To the StreamingMedia.Com Advanced Forum
Guys: I am putting together an article on video distribution companies’ experiences with working with online advertisers.
[I’m] interested to hear from any of you who have had positive and negative experiences and looking at the distinction between ‘old’ TV-based models and ‘new’ new media models (so perhaps the difference between in-stream sponsorship deals and third-party managed click-through prerolls, etc.) and [whether] there is more success with either in comparison to the other.
Also interested in hearing from companies who have done a lot of work with ad providers to create technical integration, etc., but then not had any real follow up with successfully sold advertising space and, thus, making any real revenue.
Finally, I’m really interested in hearing from anyone who has any real success stories …
Happy to take off-list—either at my work email or on dom@ streamingmedia.com—equally [I’ll] be watching the public thread if there is any general discussion following this email …
Regards and thanks for input,
(All contributions will be accredited in the article).
Dom Robinson

And I waited. There are several thousand users of these lists, and usually, any comment elicits some witty or technically accurate response. Nothing. Not even a flame.

So thinking that those advertising technologists on the forums were laying low, I thought I’d pick up on a posting Dan Rayburn recently placed widely on his blogs and the Streaming Media sites asking for someone to showcase an online advertising platform at Streaming Media East. I explained to Rayburn that I received no response from the forums and wondered if any of the respondents to his posting would be interested in talking to me while I compiled this article.

His response: “None responded.

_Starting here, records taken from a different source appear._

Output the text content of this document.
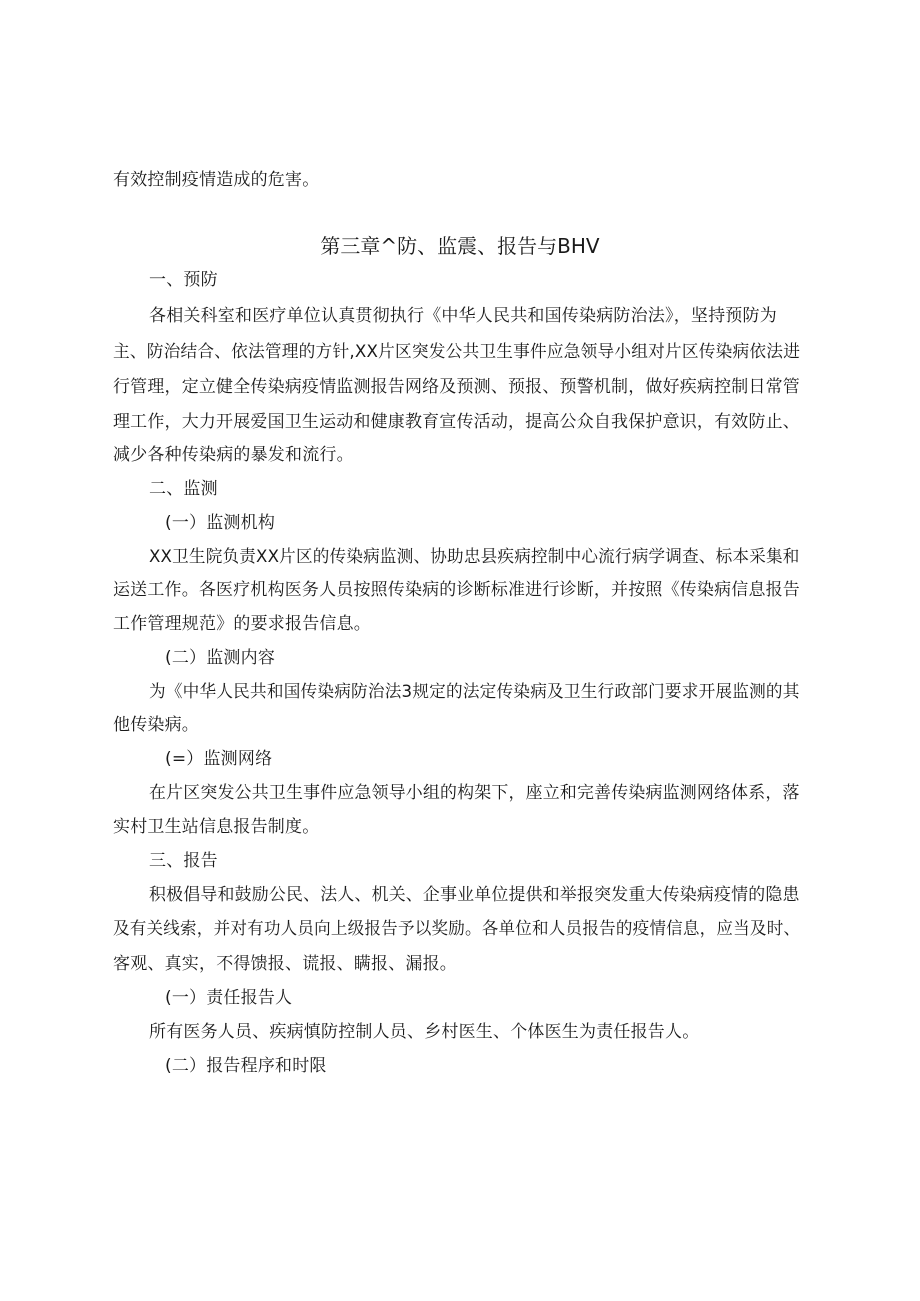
有效控制疫情造成的危害。
第三章^防、监震、报告与BHV
一、预防
各相关科室和医疗单位认真贯彻执行《中华人民共和国传染病防治法》，坚持预防为
主、防治结合、依法管理的方针,XX片区突发公共卫生事件应急领导小组对片区传染病依法进
行管理，定立健全传染病疫情监测报告网络及预测、预报、预警机制，做好疾病控制日常管
理工作，大力开展爱国卫生运动和健康教育宣传活动，提高公众自我保护意识，有效防止、
减少各种传染病的暴发和流行。
二、监测
(一）监测机构
XX卫生院负责XX片区的传染病监测、协助忠县疾病控制中心流行病学调查、标本采集和
运送工作。各医疗机构医务人员按照传染病的诊断标准进行诊断，并按照《传染病信息报告
工作管理规范》的要求报告信息。
(二）监测内容
为《中华人民共和国传染病防治法3规定的法定传染病及卫生行政部门要求开展监测的其
他传染病。
(=）监测网络
在片区突发公共卫生事件应急领导小组的构架下，座立和完善传染病监测网络体系，落
实村卫生站信息报告制度。
三、报告
积极倡导和鼓励公民、法人、机关、企事业单位提供和举报突发重大传染病疫情的隐患
及有关线索，并对有功人员向上级报告予以奖励。各单位和人员报告的疫情信息，应当及时、
客观、真实，不得馈报、谎报、瞒报、漏报。
(一）责任报告人
所有医务人员、疾病慎防控制人员、乡村医生、个体医生为责任报告人。
(二）报告程序和时限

I had an agency respond, but none of the ad platform/network vendors.”

The Advertising Model
Now I started to wonder. Perhaps we are facing a new myth in the sector that everyone wants to believe but that is nowhere near what is being presented. So I called a few ad providers that all claimed immense market share and success, but all declined to refer me to any clients who could validate their success and the economics of their models. It is worth noting that with my declared interest in the market (as the CTO of Global-MIX at the time, CEO now), it was understandable for these companies to be guarded about their clients to some extent.

So I spoke with a few people who work at video sites with advertising prerolls; I had a very mixed response. Representatives from a music site I spoke with say the site makes in the range of 2 million video plays each month. The site was covered with advertising, mainly banners, but the adverts were not generating revenue in any real terms, being part of the OpenX.org system; also the CPM was incredibly small. But all of this served the purpose of making the site look busy. This enabled its ad people to sell preroll ads to specific sponsors on an occasional basis at a much higher and more profitable CPM because the sponsors felt that they were “in company”. There was something about the presence of ad banners that made it easier to attract bigger sponsors. Dave Wright of Wright Media, who manages the music site, went on to say that demographics were far more important to the value of the sponsorship deal than the volume of ads served.